What's more, this loony fantasia even essayed one of the dominant themes of the films in competition this year: paternity blues. In Jim Jarmusch's "Broken Flowers" and Wim Wenders's "Don't Come Knocking," two middle-aged men discover they have male offspring; in the Dardenne brothers' Palme d'Or winner "The Child," a 20-year-old petty thief sells his own baby boy. But only the patriarch in "Princess Raccoon," a vain king who's losing his good looks, is wrathful about his progeny, Prince Amechiyo (Joe Odagiri): "I hate him because he is my son," the monarch bellows.

The royal pop turns murderous because the prince has surpassed him in beauty. "What does it matter as long as I am fairest of them all?" the king chants.

Playing the titular royalty, Chinese superstar Zhang Ziyi (who apparently studied Japanese for six months to prepare for Suzuki's film folly) dazzles as an otherworldly vision. When Ms. Zhang walked the red carpet on Sunday night during the festival's final marche to the Grand Theatre Lumiere, where she would present the award for best screenplay, I half-expected her to arrive via a fluffy white cloud, just as the princess does.

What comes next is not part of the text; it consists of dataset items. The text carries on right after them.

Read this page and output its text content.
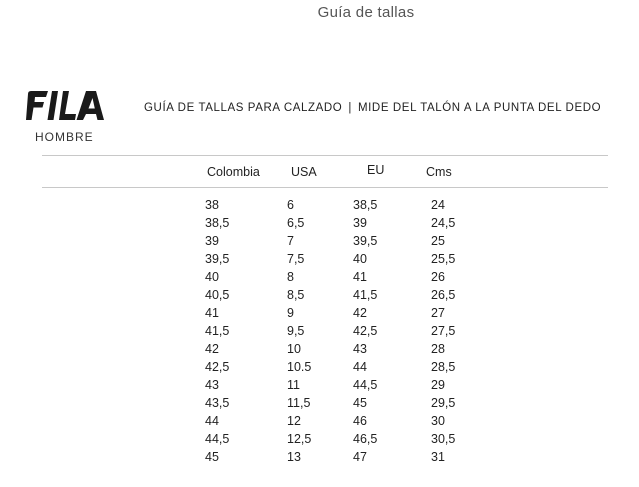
Guía de tallas
HOMBRE
GUÍA DE TALLAS PARA CALZADO | MIDE DEL TALÓN A LA PUNTA DEL DEDO
Colombia USA	EU	Cms
38
38,5
39
39,5
40
40,5
41
41,5
42
42,5
43
43,5
44
44,5
45
6
6,5
7
7,5
8
8,5
9
9,5
10
10.5
11
11,5
12
12,5
13
38,5
39
39,5
40
41
41,5
42
42,5
43
44
44,5
45
46
46,5
47
24
24,5
25
25,5
26
26,5
27
27,5
28
28,5
29
29,5
30
30,5
31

And yet in its surfeit of sound and image, "Princess Raccoon," also exhausts. This mad operetta includes a frosty crone who settles scores with a game of rock, paper, scissors set to hip-hop beats; a ninja being simmered for soup; enormous sumo bellies doubling as kettle drums; and enough rump-shaking to rival a Sir Mix-a-Lot video compilation. By the second reggae number, many of my colleagues were heading for the sortie.